For container-ship owners, port constraints are a mixed bag, with rate increases helping their bottom line because long lines at ports drive demand for ships. A similar dynamic played out at Australian ports driving bulk shipping rates to unprecedented heights.
However, Gerry Wang, chief executive of Vancouver-based vessel owner Seaspan Corp. (SSW), expressed concerns about the ability of the U.S. to process growing global trade.
"Receiving goods is part of globalization. If (it doesn't) have the infrastructure to stay in the game, the U.S. won't benefit as much as other countries would," Wang said. "It's a competitive landscape. If the U.S. doesn't get the traffic, it will go somewhere else."

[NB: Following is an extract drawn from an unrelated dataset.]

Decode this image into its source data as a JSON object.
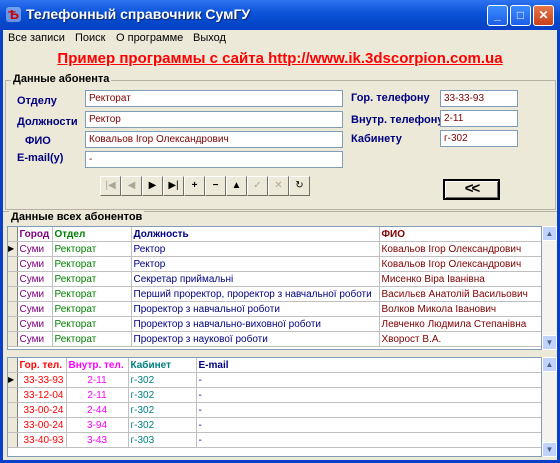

Wang, who does most of his business with China, drew a comparison between the response to the surge in global trade in both countries. While China has poured billions of government dollars into its infrastructure, building its way out of a problem, the U.S., relying primarily on private resources, has lagged behind despite a 25% boost in port infrastructure investment since 2000.
Solutions Could Include 'Megaports'
Several solutions have been put forward to address the problem.
The Maritime Administration has proposed a hub and spoke system, where some ports would become "megaports," unloading the huge ocean-going container ships onto smaller vessels for deliveries to regional ports. In December, Congress designated coastal waterways as "extensions of the surface transportation system," paving the way for more government investment.
McClash, for one, doesn't see that plan working in Florida, because of space constraints at the state's bigger ports. "The super-mega ports, I think, will be in different countries," he said.
Improving the efficiency of ports and their links to ground transportation is another option. On that front, the U.S. lags far behind Asia and Europe. In Shanghai, throughput - the amount of containers a port can process for its size - is triple that at North American ports.
"If you halve dwell time, you double the capacity of the port without building anything," said port logistics consultant John Vickerman of TranSystems Corp. "Not everything is terrible. In the future, we could actually accommodate this, (but) it's going to have to be done by an industry, and the industry will have to wake up."
In some cases, industry has done just that. In July 2007, Danish transportation giant A.P. Moller-Maersk A/S opened a new state-of-the-art $450 million terminal in Virginia with direct road and rail access. It was the first private container terminal in the U.S., perhaps the shape of things to come.
"The future is to encourage more private investment," said John Bowe, U.S. president of Maersk competitor APL, which operates several West Coast terminals. "To encourage and facilitate investment and expansion in the system, we need a higher level of awareness and energy at the federal level to hopefully guide policy around the nation."
Back at Manatee, McClash said his port is opening up a direct corridor to Interstate 75, and designating the surrounding acreage for port use, with an eye to the future.
"Ports don't usually move," he said. "They're usually forever."